The execution results of an EXPLAIN statement include:
  • Dependencies among all the jobs of this DML statement
  • Dependencies among all the tasks of each job
  • Dependencies among all operators in a task
Note If a query statement is complex, the EXPLAIN statement generates excessive results. As a result, API limits are reached and complete results cannot be obtained. In this case, you can split a query and execute the EXPLAIN statement on each subquery to understand the structure of the job.

Examples

Example:
EXPLAIN
SELECT abs(a.key), b.value FROM src a JOIN src1 b ON a.value = b.value;
The output of the EXPLAIN statement consists of the following three parts:
  • Job dependencies: job0 is root job. This query requires only one job (job0). Therefore, only one row of information is displayed.
  • Task dependencies. Example:
    In Job job0:
    root Tasks: M1_Stg1, M2_Stg1
    J3_1_2_Stg1 depends on: M1_Stg1, M2_Stg1

    job0 contains three tasks, M1_Stg1, M2_Stg1, and J3_1_2_Stg1. The J3_1_2_Stg1 task is executed after the M1_Stg1 and M2_Stg1 tasks are completed.

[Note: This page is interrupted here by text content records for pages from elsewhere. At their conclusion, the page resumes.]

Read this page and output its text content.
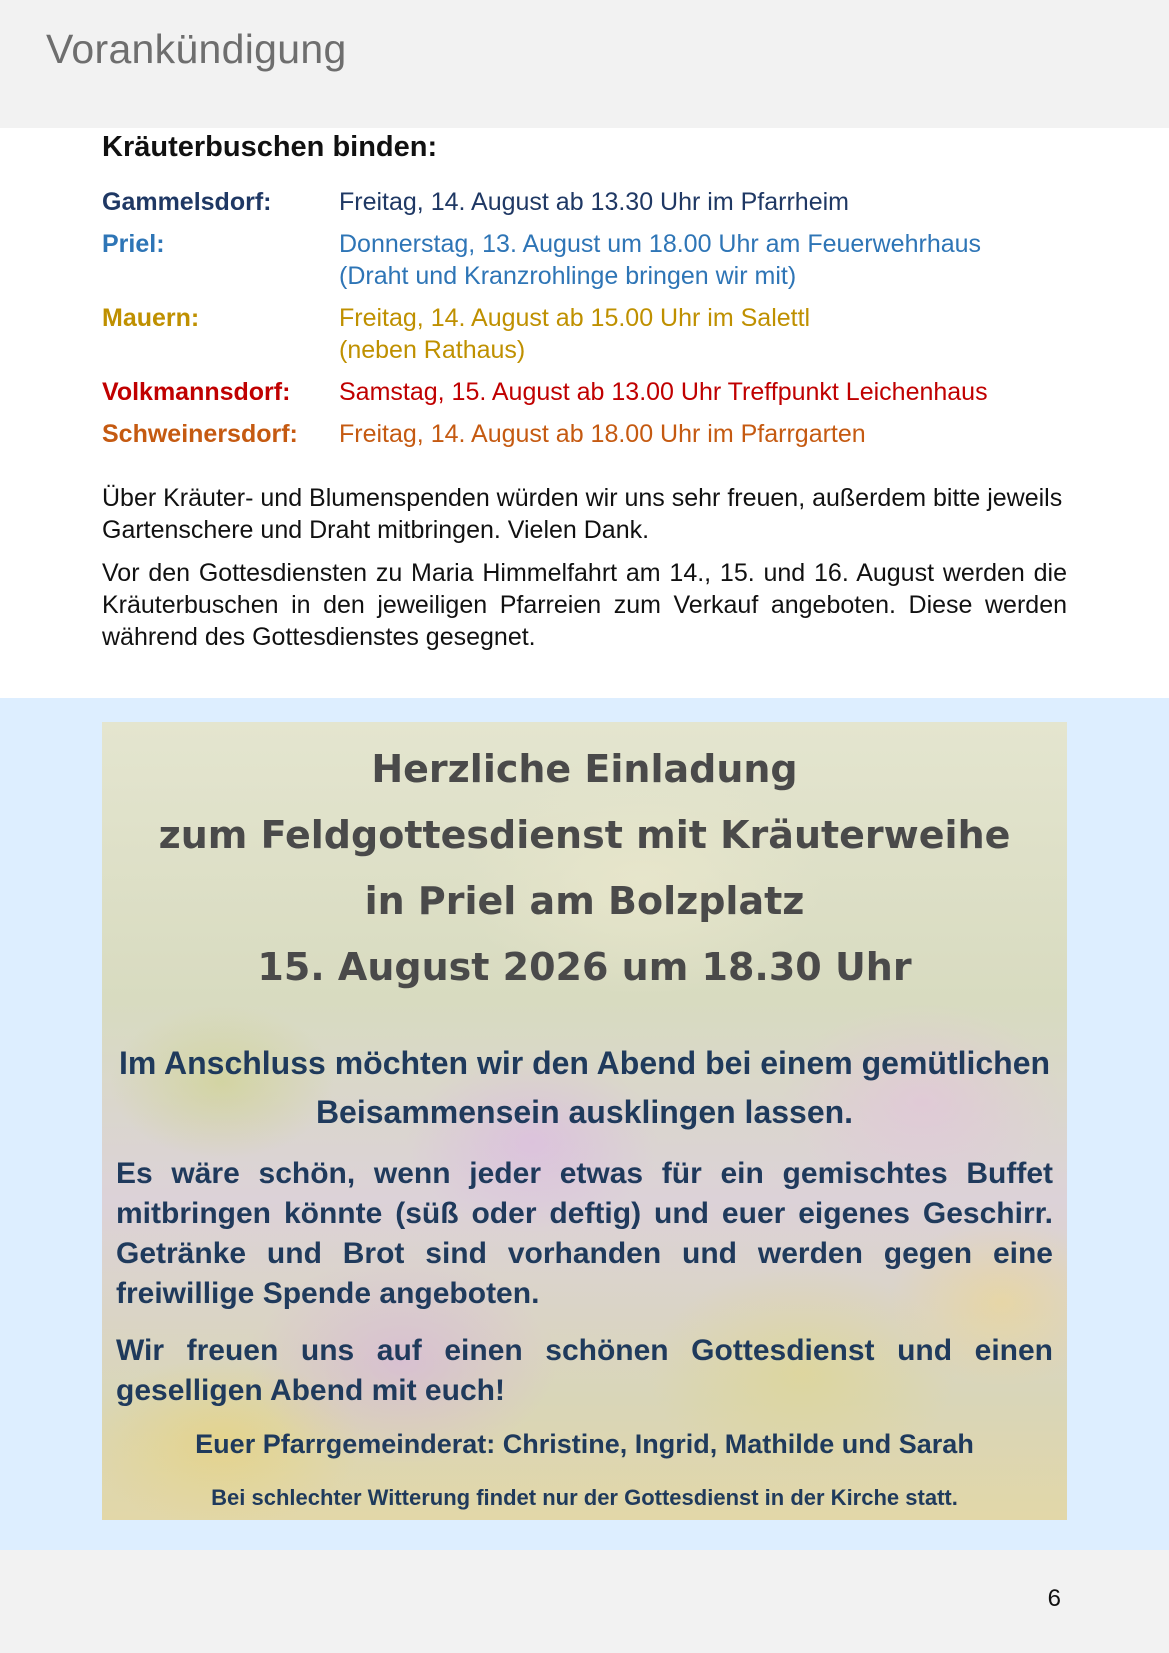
Vorankündigung
Kräuterbuschen binden:
Gammelsdorf:	Freitag, 14. August ab 13.30 Uhr im Pfarrheim
Priel:	Donnerstag, 13. August um 18.00 Uhr am Feuerwehrhaus
(Draht und Kranzrohlinge bringen wir mit)
Mauern:	Freitag, 14. August ab 15.00 Uhr im Salettl
(neben Rathaus)
Volkmannsdorf:	Samstag, 15. August ab 13.00 Uhr Treffpunkt Leichenhaus
Schweinersdorf:	Freitag, 14. August ab 18.00 Uhr im Pfarrgarten
Über Kräuter- und Blumenspenden würden wir uns sehr freuen, außerdem bitte jeweils Gartenschere und Draht mitbringen. Vielen Dank.
Vor den Gottesdiensten zu Maria Himmelfahrt am 14., 15. und 16. August werden die Kräuterbuschen in den jeweiligen Pfarreien zum Verkauf angeboten. Diese werden während des Gottesdienstes gesegnet.
Herzliche Einladung
zum Feldgottesdienst mit Kräuterweihe
in Priel am Bolzplatz
15. August 2026 um 18.30 Uhr
Im Anschluss möchten wir den Abend bei einem gemütlichen Beisammensein ausklingen lassen.
Es wäre schön, wenn jeder etwas für ein gemischtes Buffet mitbringen könnte (süß oder deftig) und euer eigenes Geschirr. Getränke und Brot sind vorhanden und werden gegen eine freiwillige Spende angeboten.
Wir freuen uns auf einen schönen Gottesdienst und einen geselligen Abend mit euch!
Euer Pfarrgemeinderat: Christine, Ingrid, Mathilde und Sarah
Bei schlechter Witterung findet nur der Gottesdienst in der Kirche statt.
6
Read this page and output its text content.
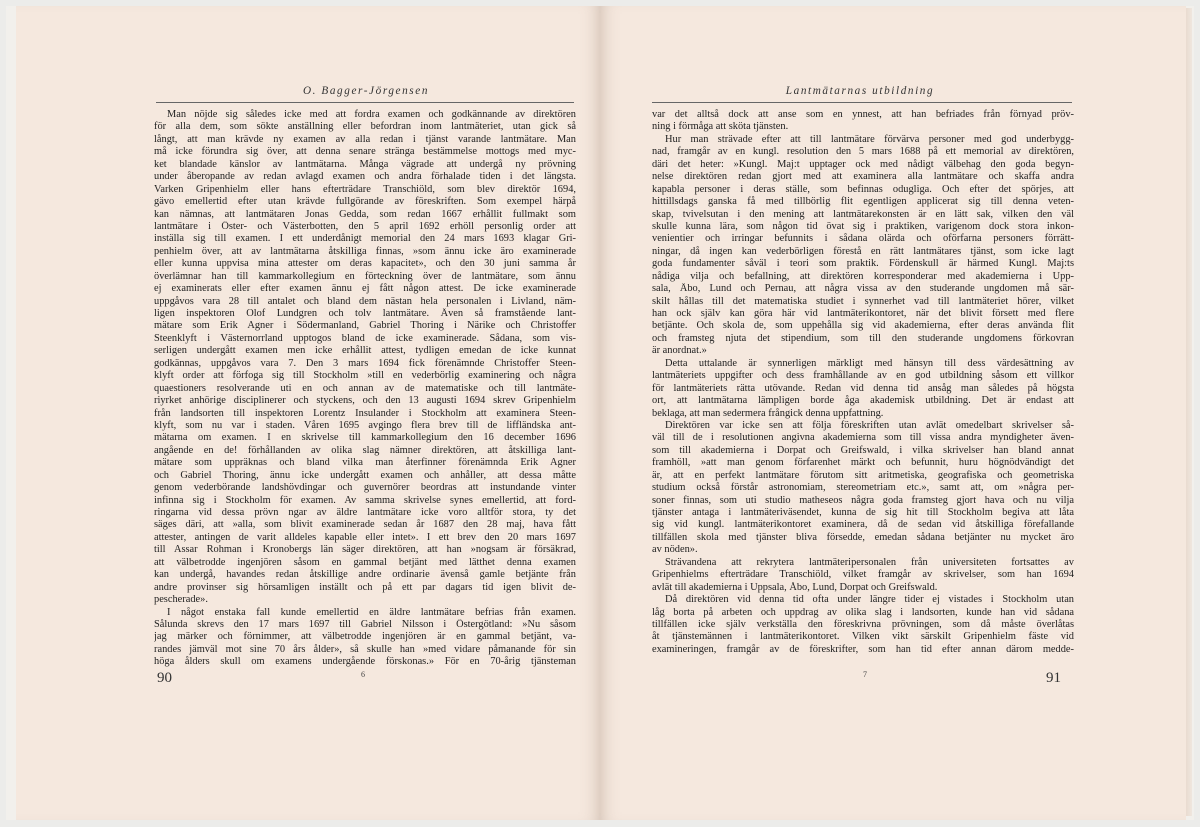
O. Bagger-Jörgensen
Man nöjde sig således icke med att fordra examen och godkännande av direktören
för alla dem, som sökte anställning eller befordran inom lantmäteriet, utan gick så
långt, att man krävde ny examen av alla redan i tjänst varande lantmätare. Man
må icke förundra sig över, att denna senare stränga bestämmelse mottogs med myc-
ket blandade känslor av lantmätarna. Många vägrade att undergå ny prövning
under åberopande av redan avlagd examen och andra förhalade tiden i det längsta.
Varken Gripenhielm eller hans efterträdare Transchiöld, som blev direktör 1694,
gävo emellertid efter utan krävde fullgörande av föreskriften. Som exempel härpå
kan nämnas, att lantmätaren Jonas Gedda, som redan 1667 erhållit fullmakt som
lantmätare i Öster- och Västerbotten, den 5 april 1692 erhöll personlig order att
inställa sig till examen. I ett underdånigt memorial den 24 mars 1693 klagar Gri-
penhielm över, att av lantmätarna åtskilliga finnas, »som ännu icke äro examinerade
eller kunna uppvisa mina attester om deras kapacitet», och den 30 juni samma år
överlämnar han till kammarkollegium en förteckning över de lantmätare, som ännu
ej examinerats eller efter examen ännu ej fått någon attest. De icke examinerade
uppgåvos vara 28 till antalet och bland dem nästan hela personalen i Livland, näm-
ligen inspektoren Olof Lundgren och tolv lantmätare. Även så framstående lant-
mätare som Erik Agner i Södermanland, Gabriel Thoring i Närike och Christoffer
Steenklyft i Västernorrland upptogos bland de icke examinerade. Sådana, som vis-
serligen undergått examen men icke erhållit attest, tydligen emedan de icke kunnat
godkännas, uppgåvos vara 7. Den 3 mars 1694 fick förenämnde Christoffer Steen-
klyft order att förfoga sig till Stockholm »till en vederbörlig examinering och några
quaestioners resolverande uti en och annan av de matematiske och till lantmäte-
riyrket anhörige disciplinerer och styckens, och den 13 augusti 1694 skrev Gripenhielm
från landsorten till inspektoren Lorentz Insulander i Stockholm att examinera Steen-
klyft, som nu var i staden. Våren 1695 avgingo flera brev till de liffländska ant-
mätarna om examen. I en skrivelse till kammarkollegium den 16 december 1696
angående en de! förhållanden av olika slag nämner direktören, att åtskilliga lant-
mätare som uppräknas och bland vilka man återfinner förenämnda Erik Agner
och Gabriel Thoring, ännu icke undergått examen och anhåller, att dessa måtte
genom vederbörande landshövdingar och guvernörer beordras att instundande vinter
infinna sig i Stockholm för examen. Av samma skrivelse synes emellertid, att ford-
ringarna vid dessa prövn ngar av äldre lantmätare icke voro alltför stora, ty det
säges däri, att »alla, som blivit examinerade sedan år 1687 den 28 maj, hava fått
attester, antingen de varit alldeles kapable eller intet». I ett brev den 20 mars 1697
till Assar Rohman i Kronobergs län säger direktören, att han »nogsam är försäkrad,
att välbetrodde ingenjören såsom en gammal betjänt med lätthet denna examen
kan undergå, havandes redan åtskillige andre ordinarie ävenså gamle betjänte från
andre provinser sig hörsamligen inställt och på ett par dagars tid igen blivit de-
pescherade».
I något enstaka fall kunde emellertid en äldre lantmätare befrias från examen.
Sålunda skrevs den 17 mars 1697 till Gabriel Nilsson i Östergötland: »Nu såsom
jag märker och förnimmer, att välbetrodde ingenjören är en gammal betjänt, va-
randes jämväl mot sine 70 års ålder», så skulle han »med vidare påmanande för sin
höga ålders skull om examens undergående förskonas.» För en 70-årig tjänsteman
90	6
Lantmätarnas utbildning
var det alltså dock att anse som en ynnest, att han befriades från förnyad pröv-
ning i förmåga att sköta tjänsten.
Hur man strävade efter att till lantmätare förvärva personer med god underbygg-
nad, framgår av en kungl. resolution den 5 mars 1688 på ett memorial av direktören,
däri det heter: »Kungl. Maj:t upptager ock med nådigt välbehag den goda begyn-
nelse direktören redan gjort med att examinera alla lantmätare och skaffa andra
kapabla personer i deras ställe, som befinnas odugliga. Och efter det spörjes, att
hittillsdags ganska få med tillbörlig flit egentligen applicerat sig till denna veten-
skap, tvivelsutan i den mening att lantmätarekonsten är en lätt sak, vilken den väl
skulle kunna lära, som någon tid övat sig i praktiken, varigenom dock stora inkon-
venientier och irringar befunnits i sådana olärda och oförfarna personers förrätt-
ningar, då ingen kan vederbörligen förestå en rätt lantmätares tjänst, som icke lagt
goda fundamenter såväl i teori som praktik. Fördenskull är härmed Kungl. Maj:ts
nådiga vilja och befallning, att direktören korresponderar med akademierna i Upp-
sala, Åbo, Lund och Pernau, att några vissa av den studerande ungdomen må sär-
skilt hållas till det matematiska studiet i synnerhet vad till lantmäteriet hörer, vilket
han ock själv kan göra här vid lantmäterikontoret, när det blivit försett med flere
betjänte. Och skola de, som uppehålla sig vid akademierna, efter deras använda flit
och framsteg njuta det stipendium, som till den studerande ungdomens förkovran
är anordnat.»
Detta uttalande är synnerligen märkligt med hänsyn till dess värdesättning av
lantmäteriets uppgifter och dess framhållande av en god utbildning såsom ett villkor
för lantmäteriets rätta utövande. Redan vid denna tid ansåg man således på högsta
ort, att lantmätarna lämpligen borde åga akademisk utbildning. Det är endast att
beklaga, att man sedermera frångick denna uppfattning.
Direktören var icke sen att följa föreskriften utan avlät omedelbart skrivelser så-
väl till de i resolutionen angivna akademierna som till vissa andra myndigheter även-
som till akademierna i Dorpat och Greifswald, i vilka skrivelser han bland annat
framhöll, »att man genom förfarenhet märkt och befunnit, huru högnödvändigt det
är, att en perfekt lantmätare förutom sitt aritmetiska, geografiska och geometriska
studium också förstår astronomiam, stereometriam etc.», samt att, om »några per-
soner finnas, som uti studio matheseos några goda framsteg gjort hava och nu vilja
tjänster antaga i lantmäteriväsendet, kunna de sig hit till Stockholm begiva att låta
sig vid kungl. lantmäterikontoret examinera, då de sedan vid åtskilliga förefallande
tillfällen skola med tjänster bliva försedde, emedan sådana betjänter nu mycket äro
av nöden».
Strävandena att rekrytera lantmäteripersonalen från universiteten fortsattes av
Gripenhielms efterträdare Transchiöld, vilket framgår av skrivelser, som han 1694
avlät till akademierna i Uppsala, Åbo, Lund, Dorpat och Greifswald.
Då direktören vid denna tid ofta under längre tider ej vistades i Stockholm utan
låg borta på arbeten och uppdrag av olika slag i landsorten, kunde han vid sådana
tillfällen icke själv verkställa den föreskrivna prövningen, som då måste överlåtas
åt tjänstemännen i lantmäterikontoret. Vilken vikt särskilt Gripenhielm fäste vid
examineringen, framgår av de föreskrifter, som han tid efter annan därom medde-
91
7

    Rules for naming a task:
    • MaxCompute provides four task types: map, reduce, join, and local work. The first letter in a task name indicates the type of the task. For example, M2Stg1 is a map task.
    • The number following the first letter indicates the task ID. This ID is unique among all tasks that correspond to the current query.
    • Digits that are combined by underscores (_) indicate the task dependencies. For example, J3_1_2_Stg1 indicates that the current task with the ID of 3 depends on two tasks whose IDs are 1 and 2.
  • Operator structure, where each operator string describes the execution semantics of a task.
    In Task M1_Stg1:
      Data source: yudi_2.src                       # Data source describes the input of the task.
      TS: alias: a                                  # TableScanOperator
          RS: order: +                              # ReduceSinkOperator
              keys:
                   a.value
              values:
                   a.key
              partitions:
                   a.value
    In Task J3_1_2_Stg1:
      JOIN: a INNER JOIN b                          # JoinOperator
          SEL: Abs(UDFToDouble(a._col0)), b._col5   # SelectOperator
              FS: output: None                      # FileSinkOperator
    In Task M2_Stg1:
      Data source: yudi_2.src1
      TS: alias: b
          RS: order: +
              keys:
                   b.value
              values:
                   b.value
              partitions:
                   b.value
    Operator descriptions:
    • TableScanOperator: describes the logic of FROM statement blocks in a query statement. The alias of the input table is displayed in the EXPLAIN results.
    • SelectOperator: describes the logic of SELECT statement blocks in a query statement. The columns that are transferred to the next operator are displayed in the EXPLAIN results. Separate multiple columns with commas (,).
      • If columns are referenced, the value is in the < alias >.< column_name > format.
      • If the result of an expression is transferred, the value is displayed as a function, such as func1(arg1_1, arg1_2, func2(arg2_1, arg2_2)).
      • If constants are transferred, the value is immediately displayed.
    • FilterOperator: describes the logic of WHERE statement blocks in a query statement. The EXPLAIN results include a WHERE clause, with the display rules that are similar to those of SelectOperator.
    • JoinOperator: describes the logic of JOIN statement blocks in a query statement. The EXPLAIN results show which tables are joined in which way.
    • GroupByOperator: describes the logic of aggregate operations. This operator is displayed if an aggregate function is used in a query. The content of the aggregate function is displayed in the EXPLAIN results.
    • ReduceSinkOperator: describes the logic of data distribution between tasks. If the result of the current task is transferred to another task, ReduceSinkOperator must be used to distribute data at the last stage of the current task. The sorting method of output data records, the distributed keys and values, and columns used to calculate the hash value are displayed in the EXPLAIN results.
    • FileSinkOperator: describes the logic of storage operations on final data records. If an INSERT statement block exists in a query, the name of the required table is displayed in the EXPLAIN results.
    • LimitOperator: describes the logic of LIMIT statement blocks in a query statement. The number of records specified by LIMIT is displayed in the EXPLAIN results.
    • MapjoinOperator: describes JOIN operations on large tables. This operator is similar to JoinOperator.